During the late John Paul II years, one constant bit of subtext on the Vatican beat was the pope’s health and his physical capacity to lead. I used to joke that my definition of bliss would be never having to go on TV or radio again and start by saying, “Well, I’m not a doctor, but …”

As part of that chatter, anyone with even a remote connection to the Vatican was asked over and over again, “Will the pope resign?” Everyone had their own answer, but I was fairly confident John Paul would never go that route, and when pressed as to why, I would tell people I could explain it in one word.

That word was, “Fatima.”

St.

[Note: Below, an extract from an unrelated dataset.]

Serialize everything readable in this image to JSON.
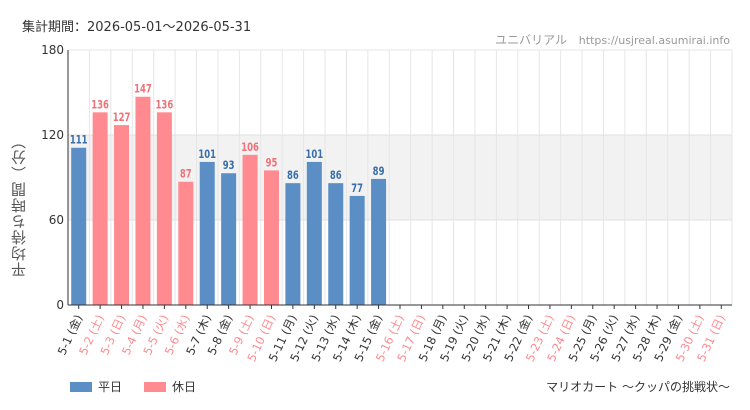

John Paul II, let us remember, once dreamt of being a Discalced Carmelite priest; the story goes that the only reason he didn’t was because the Carmelite seminary in Czerna, Poland, at the time wasn’t accepting new novices due to the war.

The young Karol Wojtyla was enchanted by the works of St. John of the Cross, and would later write his doctoral thesis on the great Carmelite saint.

The fascination was part of a strong mystical streak in the Polish pontiff, which also showed up in his deep conviction it was no accident that Sister Faustina Kowalska and her message of divine mercy came along in Poland between the two world wars, arguably the least merciful chapter of that country’s long and painful history.

John Paul always saw the world, including the vicissitudes of his own life, as part of a vast cosmic drama, a struggle between good and evil, and was convinced that terrestrial explanations of the ups and downs he encountered never exhausted the possibilities.

All of which brings us to May 13, 1981, the date of the assassination attempt against John Paul II in St. Peter’s Square, which was also the feast day of Our Lady of Fatima.

As a devout Polish Catholic growing up in the 1920s and 30s, Karol Wojtyla was obviously well aware of the growing global devotion to Our Lady of Fatima and the messages she was believed to have delivered to three shepherd children. Later, he would have been captivated by their seeming relevance for Poland’s situation under Soviet rule.

As is well known, Turkish gunman Mehmet Ali Agca fired on the pope that day at point-blank range, and he knew what he was doing – two years before, he had shot to death a Turkish journalist and human rights activist named Abdi İpekçi.

Yet the two bullets Agca fired at the pope somehow went wide of their targets, one grazing off John Paul’s elbow and the other penetrating his abdomen but narrowly missing a major artery.

To John Paul II, it was no mystery at all why he survived: the intercession of Our Lady of Fatima.

On the anniversary of the assassination attempt, John Paul II traveled to the shrine of Fatima in Portugal to give thanks to Mary for saving his life, placing the bullet doctors had removed from his body in the crown of the Virgin’s statue, where it remains to this day.

How does all this connect to the question of whether John Paul II might have resigned?

Consider the worldview at work here: John Paul II was profoundly convinced that on May 13, 1981, the Virgin Mary altered the flight path of a bullet in order to keep him alive and, in so doing, to preserve his papacy.

If you genuinely believe that Mary interceded with God in order to suspend the laws of physics to keep you in office, then you never just wake up one morning and decide you’ve had enough.

Recall that John Paul II, even before the assassination attempt, regarded his papacy as belonging to Mary, not to him, as expressed in his motto Totus Tuus, “Entirely Yours,” a line drawn from the spiritual works of Saint Louis de Montfort.

If ever the pontiff would have concluded that Mary had put an exclamation point on her rights of ownership, the day of the assassination attempt certainly was it.

In other words, John Paul II simply did not believe it was up to him to decide when it was over.

One can, of course, question the impact of that conviction. It’s worth remembering that in a 2010 interview with Peter Seewald, Pope Benedict XVI said that under certain circumstances, a pope would have not only the right but the duty to resign.

Seewald didn’t ask the obvious follow-up question, which is whether Benedict, despite his transparent love and admiration for John Paul, thought his predecessor’s long twilight was a case in point. In any event, it’s a legitimate topic of conversation.

On the other hand, defenders of John Paul’s decision to stick it out argue that he offered a precious counter-witness in a world that tends to worship at the altars of youth, beauty and productivity, that you don’t have to be any of those things to be valuable.

I once asked Jean Vanier, founder of the L’Arche community serving disabled persons, what he made of the pope’s growing “disability,” and he replied that in his opinion, “John Paul has never been more beautiful.”

In any event, John Paul’s relentless faith in Our Lady of Fatima makes one thing clear.

Whatever else they are, popes are true believers, and it’s always a mistake to discount the role of the supernatural and the mystical in shaping their psychology.